As previously alluded, the first song is a definite addition to the music aficionado’s list of songs to hear. Once added to the good old musical memory bank, the thought of hearing this song should make your auditory senses get all tingly. Unfortunately, as the opening notes of ‘Wait, Wait, Wait’ ooze from your player, you’re still riding high on the residual effects of ‘Single’ and it’s only after several lines into ‘Give It Up’ that you begin to suspect that something has gone terribly, terribly wrong. The sinking feeling in the pit of your stomach will suddenly give way and you’ll find yourself in some hellish free fall as you realize that, oh yes, that is most definitely a tuba you hear underscoring the second chorus of the third song in the line up.

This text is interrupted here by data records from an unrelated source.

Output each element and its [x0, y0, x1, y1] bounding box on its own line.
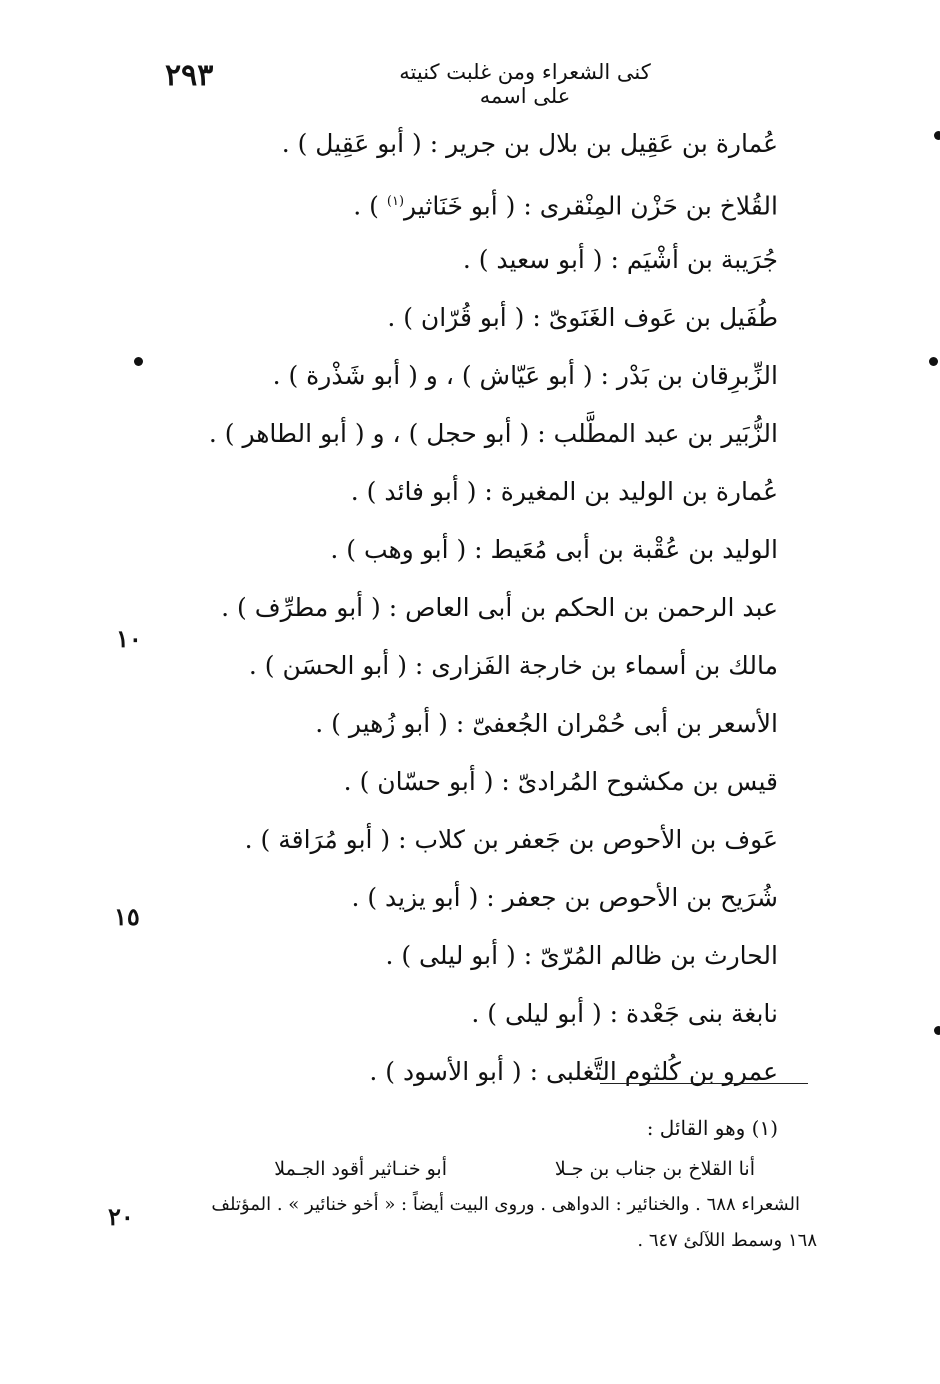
- entry: عبد الرحمن بن الحكم بن أبى العاص : ( أبو مطرِّف ) .: [221, 593, 778, 622]
- footnote-verse-right: أنا القلاخ بن جناب بن جـلا: [554, 1158, 755, 1180]
- entry: جُرَيبة بن أشْيَم : ( أبو سعيد ) .: [462, 245, 778, 274]
- entry: الوليد بن عُقْبة بن أبى مُعَيط : ( أبو وهب ) .: [330, 535, 778, 564]
- entries-list: [200, 115, 778, 1101]
- entry: شُرَيح بن الأحوص بن جعفر : ( أبو يزيد ) .: [351, 883, 778, 912]
- entry-text: القُلاخ بن حَزْن المِنْقرى : ( أبو خَنَاثير: [404, 191, 778, 221]
- line-number-20: ٢٠: [108, 1202, 134, 1231]
- margin-dot: [134, 357, 143, 366]
- entry: عمرو بن كُلثوم التَّغلبى : ( أبو الأسود ) .: [369, 1057, 778, 1086]
- entry: طُفَيل بن عَوف الغَنَوىّ : ( أبو قُرّان ) .: [387, 303, 778, 332]
- footnote-marker: (١): [386, 194, 405, 209]
- entry: [200, 173, 778, 231]
- footnote-line-3: الشعراء ٦٨٨ . والخنائير : الدواهى . وروى البيت أيضاً : « أخو خنائير » . المؤتلف: [211, 1194, 800, 1215]
- entry: نابغة بنى جَعْدة : ( أبو ليلى ) .: [471, 999, 778, 1028]
- footnote-verse-left: أبو خنـاثير أقود الجـملا: [274, 1158, 447, 1180]
- entry: عَوف بن الأحوص بن جَعفر بن كلاب : ( أبو مُرَاقة ) .: [244, 825, 778, 854]
- footnote-line-1: (١) وهو القائل :: [646, 1116, 778, 1140]
- line-number-15: ١٥: [114, 902, 140, 931]
- entry: عُمارة بن عَقِيل بن بلال بن جرير : ( أبو عَقِيل ) .: [281, 129, 778, 158]
- margin-dot: [934, 131, 940, 140]
- footnote-divider: [600, 1083, 808, 1084]
- entry-tail: ) .: [353, 191, 379, 221]
- entry: الزِّبرِقان بن بَدْر : ( أبو عَيّاش ) ، و ( أبو شَذْرة ) .: [272, 361, 778, 390]
- footnote-line-4: ١٦٨ وسمط اللآلئ ٦٤٧ .: [637, 1230, 817, 1251]
- running-head: كنى الشعراء ومن غلبت كنيته على اسمه: [399, 60, 651, 108]
- entry: قيس بن مكشوح المُرادىّ : ( أبو حسّان ) .: [343, 767, 778, 796]
- entry: عُمارة بن الوليد بن المغيرة : ( أبو فائد ) .: [350, 477, 778, 506]
- margin-dot: [934, 1026, 940, 1035]
- line-number-10: ١٠: [116, 624, 142, 653]
- entry: مالك بن أسماء بن خارجة الفَزارى : ( أبو الحسَن ) .: [248, 651, 778, 680]
- margin-dot: [929, 357, 938, 366]
- entry: الأسعر بن أبى حُمْران الجُعفىّ : ( أبو زُهير ) .: [315, 709, 778, 738]
- entry: الزُّبَير بن عبد المطَّلب : ( أبو حجل ) ، و ( أبو الطاهر ) .: [208, 419, 778, 448]
- page-number: ٢٩٣: [165, 58, 214, 93]
- entry: الحارث بن ظالم المُرّىّ : ( أبو ليلى ) .: [385, 941, 778, 970]
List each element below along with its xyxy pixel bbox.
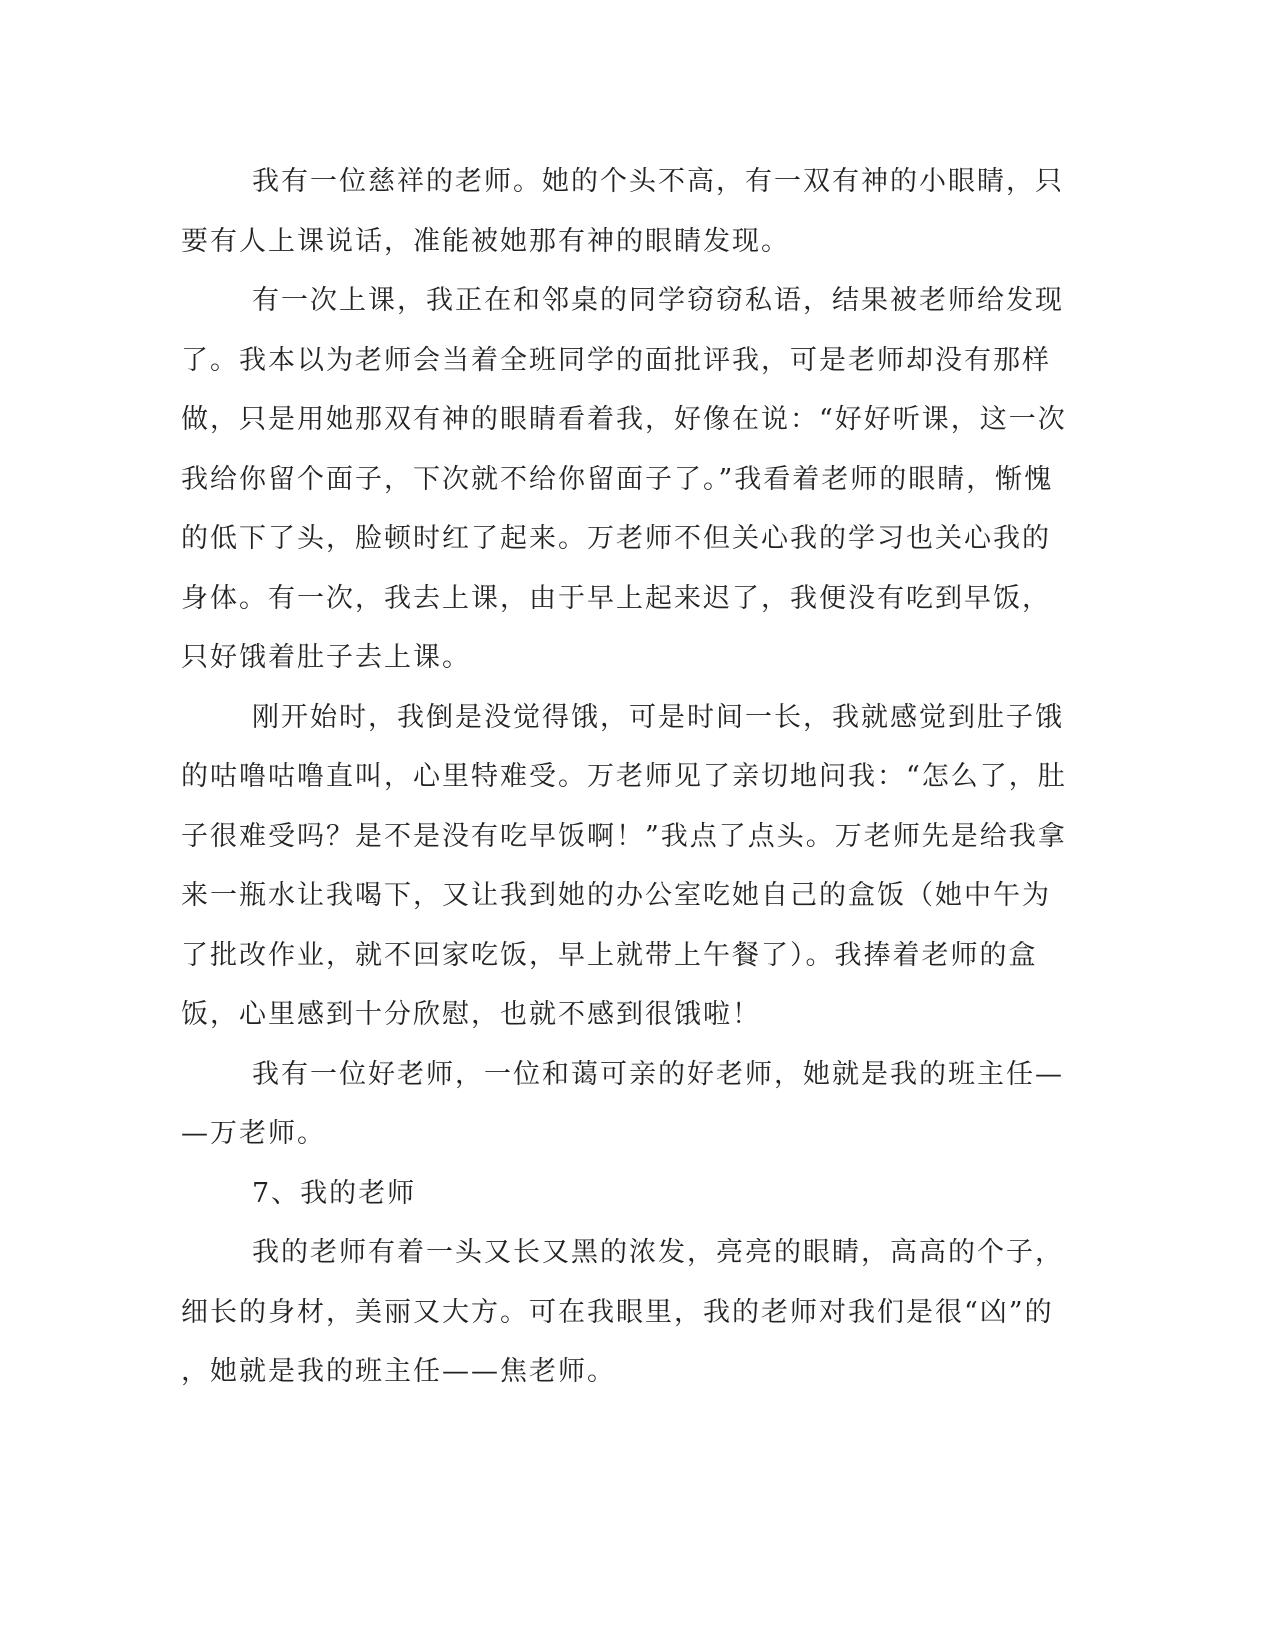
text-line: 细长的身材，美丽又大方。可在我眼里，我的老师对我们是很“凶”的 [181, 1296, 1054, 1328]
text-line: 子很难受吗？是不是没有吃早饭啊！”我点了点头。万老师先是给我拿 [181, 820, 1067, 852]
paragraph [181, 1045, 1064, 1164]
text-line: 做，只是用她那双有神的眼睛看着我，好像在说：“好好听课，这一次 [181, 404, 1067, 435]
text-line: 我给你留个面子，下次就不给你留面子了。”我看着老师的眼睛，惭愧 [181, 463, 1054, 495]
paragraph [181, 688, 1067, 1045]
heading-text: 7、我的老师 [252, 1177, 417, 1209]
document-body [181, 152, 1067, 1402]
text-line: 刚开始时，我倒是没觉得饿，可是时间一长，我就感觉到肚子饿 [252, 701, 1064, 733]
text-line: 我的老师有着一头又长又黑的浓发，亮亮的眼睛，高高的个子， [252, 1237, 1064, 1268]
text-line: 我有一位好老师，一位和蔼可亲的好老师，她就是我的班主任— [252, 1058, 1064, 1090]
text-line: ，她就是我的班主任——焦老师。 [181, 1356, 616, 1387]
text-line: 了批改作业，就不回家吃饭，早上就带上午餐了）。我捧着老师的盒 [181, 939, 1038, 971]
paragraph [181, 152, 1064, 271]
text-line: 来一瓶水让我喝下，又让我到她的办公室吃她自己的盒饭（她中午为 [181, 880, 1051, 911]
text-line: —万老师。 [181, 1118, 326, 1149]
text-line: 了。我本以为老师会当着全班同学的面批评我，可是老师却没有那样 [181, 344, 1051, 376]
text-line: 身体。有一次，我去上课，由于早上起来迟了，我便没有吃到早饭， [181, 582, 1051, 614]
paragraph [181, 1223, 1064, 1402]
text-line: 只好饿着肚子去上课。 [181, 642, 471, 673]
text-line: 要有人上课说话，准能被她那有神的眼睛发现。 [181, 225, 790, 257]
section-heading [181, 1164, 1031, 1224]
text-line: 有一次上课，我正在和邻桌的同学窃窃私语，结果被老师给发现 [252, 285, 1064, 316]
text-line: 的咕噜咕噜直叫，心里特难受。万老师见了亲切地问我：“怎么了，肚 [181, 761, 1067, 792]
text-line: 饭，心里感到十分欣慰，也就不感到很饿啦！ [181, 999, 761, 1030]
paragraph [181, 271, 1067, 688]
text-line: 我有一位慈祥的老师。她的个头不高，有一双有神的小眼睛，只 [252, 166, 1064, 197]
text-line: 的低下了头，脸顿时红了起来。万老师不但关心我的学习也关心我的 [181, 523, 1051, 554]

The entire album just makes me feel dirty… and not in a good way. By the time ‘Tune Out’ rolled out of the speakers, I was praying for a swift, merciful end. That was only four songs into a twelve-track album. The entire CD is like some weird twisted country music/Billy Joel/eighties soft rock tribute. Just plain trippy. While it’s just slightly too edgy to be grouped solidly in the soft rock genre, The Format‘s “format†doesn’t fall too far from the edge. If you’ve ever heard the Old 97’s, you’ll know what I’m talking about. If you haven’t, please don’t put yourself through that torture. The rest of the CD is just a blur, even after force-feeding several more rounds of it into my ears in the vain hopes that I could identify some elusive segment of the initial inspiration. Unfortunately, that spectral talent vanishes, lost forever in a track listing of mediocrity that just won’t die, almost like listening to the soundtrack of a really, really awful B-movie. Just when you think it can’t get worse… oh yeah, it does.